Transcript from the "Depth-First Search" Lesson
>> So now, we're gonna go A, B, C, D, E, I wanna say, F was down here, G, H, I, there we go. I think I just created the exact same graph, fantastic. We created the same graph. All right, so now, we're gonna do a depth-first search. All right, so depth-first search is kind of like the opposite of a breadth-first search, it uses your stack as a way to maintain things.
[00:00:33] So last time we used a Q for a breadth-first search, I know Q is not spelt with 1Q, but it's just easy to write that way. Depth-first search is gonna use your recursive stack, you can technically just use a stack, and then keep track of where you're at and added pushed to the stack.
[00:00:48] If you need to really be caring about optimizations in like a compiled language, that could be a really awesome way to avoid things. In-lining it I think pretty much yields the same operation. I don't know I have never tested, but with the depth-first search, we're gonna start here, and then, we have to have some rules, right?
[00:01:02] So my general rule is that, I'm gonna start and I'm gonna always add things from top to bottom, okay? Makes sense, so that means, we start with A, is our starting node. Well, I'm gonna have to go over each child, right? For each child, we need to visit that child, right?
[00:01:17] So now, I need to go visit each child. Whatever that child is here at C, there we go. So we're gonna have to kind of do that thing. So I'm just gonna try to iterate them in correct item, which means, we're in-function visit right here, which means that we're just gonna recursively call it.
[00:01:31] So A will be visited. And then that means we're gonna have to add B and C, but since it's recursive, we just go to B, B will then be visited.
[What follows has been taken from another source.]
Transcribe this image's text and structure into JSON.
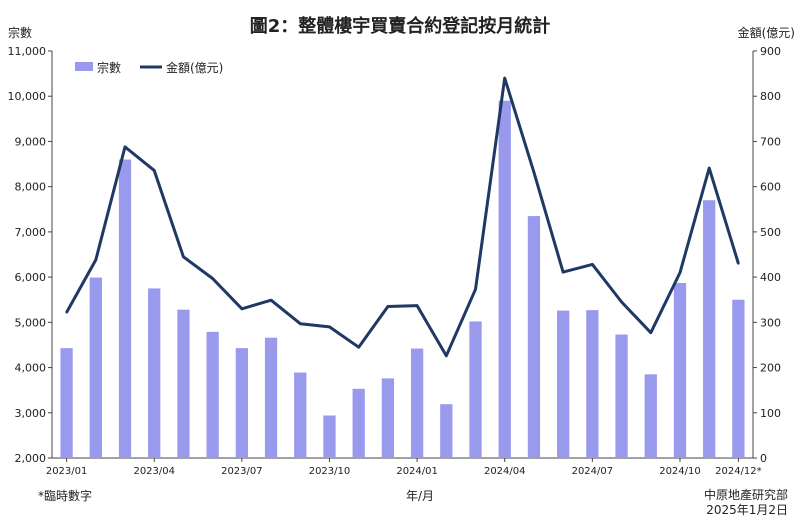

Now, we do B's children, which Which is D and A. A has already been seen, D will be next.
[00:01:43] So now we visit D, and now D starts going with its children. We'll go this way. We hit B first. We've already seen B. Therefore, we're gonna go to C. C will then be visited, and then, we go to F, F will be visited next. Then we'll go to G, G will be visited next.
[00:01:57] Then we'll go to H, H will be visited next. Then we'll go to E, E will be visited next. And then, we kind of have to do this whole unwinding for, wait, hold on, whoa, whoa, whoa, whoa, I went into breath-first there for a second. We get to H, H has children, so therefore, we're gonna go to I, I has no children, we walk back once, we go to H, H has no more children.
[00:02:15] We go back to D, D has more children, E, now, we visit E, E has no children, go back to D, D has already visited all their children. And go back to B, B now has visited all of its children. We go back to A, A has now visited all of its, or not all of its children, it tries to visit C, C has already been visited.
[00:02:29] We go back to A, we're done. Okay, so you kind of do it in the recursive style. That's a depth-first search, so what is the runtime, of course? You have to visit everything, you have to traverse every single node. So that's a classic, that's the classic E+V, right?
[00:02:43] But E is larger than V, everyone knows that. So therefore, you just say E, E's fantastic. Same thing with breadth-first search. Now, there's a pretty neat application you can do with depth-first search. Let's pretend for a second that this is actually a directive graph. All right, whoopsies, wrong direction there.
[00:03:06] And this happens to be your module graph. Like this is how you built your program. These are all files and A requires B and C, which requires D, D requires E, H, G and F, and H requires I. So, if I were to start at A and do a depth-first search in post order traversal, right?
[00:03:27] Meaning, I add them after I'm done visiting every last possible child, I will actually come up with your module graph or this is known as topological sort. We're gonna sort them in the order in which we visit them last. So, we start with A, we go to B, B goes to D, D goes to E, there's no children left.
[00:03:50] E, all right, we come back to D, D goes to H, H goes to I, there's no more children. I, we go back, there's no more children for H, we put an H. We go back to D, we visit G, there's no more children, G. We go back to D, go to F, there's no more children, F.
[00:04:11] We go back to D, and now we're like, okay, look, notice that it's directed towards D, we cannot take this path backwards. No more children left for D, we load in D, we go back to B, there's no more children left for B, we put in B. We go back to A, A still has a child left, C, we visit C, D's already been visited, no need to do that, and then, finally, we end back at A, no more children left, this would be it's topological sort.
[00:04:34] Now, you can technically start at any node, and it will produce slightly different variants of this, like if we were to start at H, we would get I than H, which is slightly different here. But then we'd have to pick another node, we'd have to go say to B, and then B would produce most of the rest of the graph and end right here, then we do a which would produce C and then A.
[00:04:55] And so, there might be slight different ordering, cuz you can imagine that C could be in place of B, B could be in place of C, depending on how you choose which child to visit or how they're stored in what order. Just wanted to show you that, so this is called topological sort, pretty neat.
[00:05:08] I thought it was pretty neat, good times, right? You get, you can use this. So if you had to build Webpack really quickly, you might need to do a little topological sorting. There you go, okay? So, introduction to graphs, everyone's feeling pretty good right now, or feeling happy about it?